The principal issue raised is whether the allegations of defendant’s November, 1973, amended petition for modification differed substantially from those stated in his June, 1972, petition on which the trial court ruled in March, 1973. Our summarization of the allegations in both petitions of defendant makes it clear that there were significant changes in the facts and circumstances of the parties between the two dates. The most substantial change alleged in defendant’s November, 1973, petition (as amended) is the reduction of his profit-sharing funds from $30,000 to $10,000 by reason of the payment of defendant’s arrearages in alimony and child support. Moreover, it alleged, at the very least, the additional significant change in defendant’s circumstances, namely that he required a minimum of $855 a month for mere sustenance on his present monthly net income of $874. Neither of these circumstances were before the trial court in connection with the petition filed some 17 months earlier.

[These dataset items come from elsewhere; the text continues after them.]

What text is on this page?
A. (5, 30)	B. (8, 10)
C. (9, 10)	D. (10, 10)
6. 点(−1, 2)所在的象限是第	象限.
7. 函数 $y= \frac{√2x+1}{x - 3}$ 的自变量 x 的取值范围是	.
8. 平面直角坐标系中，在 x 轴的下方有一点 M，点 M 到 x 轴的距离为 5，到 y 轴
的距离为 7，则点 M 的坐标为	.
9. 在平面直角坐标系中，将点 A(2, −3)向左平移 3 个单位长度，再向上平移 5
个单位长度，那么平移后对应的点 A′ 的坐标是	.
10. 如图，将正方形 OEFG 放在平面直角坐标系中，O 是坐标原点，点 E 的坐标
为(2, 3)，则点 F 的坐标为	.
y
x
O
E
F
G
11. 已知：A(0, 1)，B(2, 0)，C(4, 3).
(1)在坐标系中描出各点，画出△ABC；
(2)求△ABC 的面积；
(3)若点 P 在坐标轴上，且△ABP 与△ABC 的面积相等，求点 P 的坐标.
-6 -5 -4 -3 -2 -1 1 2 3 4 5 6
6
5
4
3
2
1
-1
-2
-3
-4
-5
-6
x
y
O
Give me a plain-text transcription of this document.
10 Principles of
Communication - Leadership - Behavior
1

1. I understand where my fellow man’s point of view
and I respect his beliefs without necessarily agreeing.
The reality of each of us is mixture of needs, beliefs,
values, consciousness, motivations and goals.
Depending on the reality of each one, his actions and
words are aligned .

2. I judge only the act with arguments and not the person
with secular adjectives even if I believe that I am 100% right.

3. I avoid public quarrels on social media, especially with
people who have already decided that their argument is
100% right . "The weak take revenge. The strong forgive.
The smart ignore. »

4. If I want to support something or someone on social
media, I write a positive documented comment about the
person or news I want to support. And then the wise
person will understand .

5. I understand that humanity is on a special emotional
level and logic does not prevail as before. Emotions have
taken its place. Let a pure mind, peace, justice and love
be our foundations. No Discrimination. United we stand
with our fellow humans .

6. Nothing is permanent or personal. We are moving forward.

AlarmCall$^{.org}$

Our holding makes it unnecessary to consider another issue raised by defendants as to whether the trial court failed to consider the merits of defendant’s amended petition because of possible misinterpretation of defendant’s allegation therein as to his absence from the courtroom at the hearing on plaintiff’s motion, and whether the trial court may have considered therefrom that its integrity was being impugned.
For the reasons set forth in this opinion the cause is reversed and remanded for further proceedings not inconsistent with this opinion, and to obviate any question, in view of defendant’s concern as to possible prejudice, this cause should be reassigned to another judge.
Reversed and remanded with directions.
T. MORAN and DIXON, JJ., concur.
It should be noted that from a statement of plaintiff's counsel at the hearing on plaintiffs motion to strike, the defendant remarried subsequent to the divorce.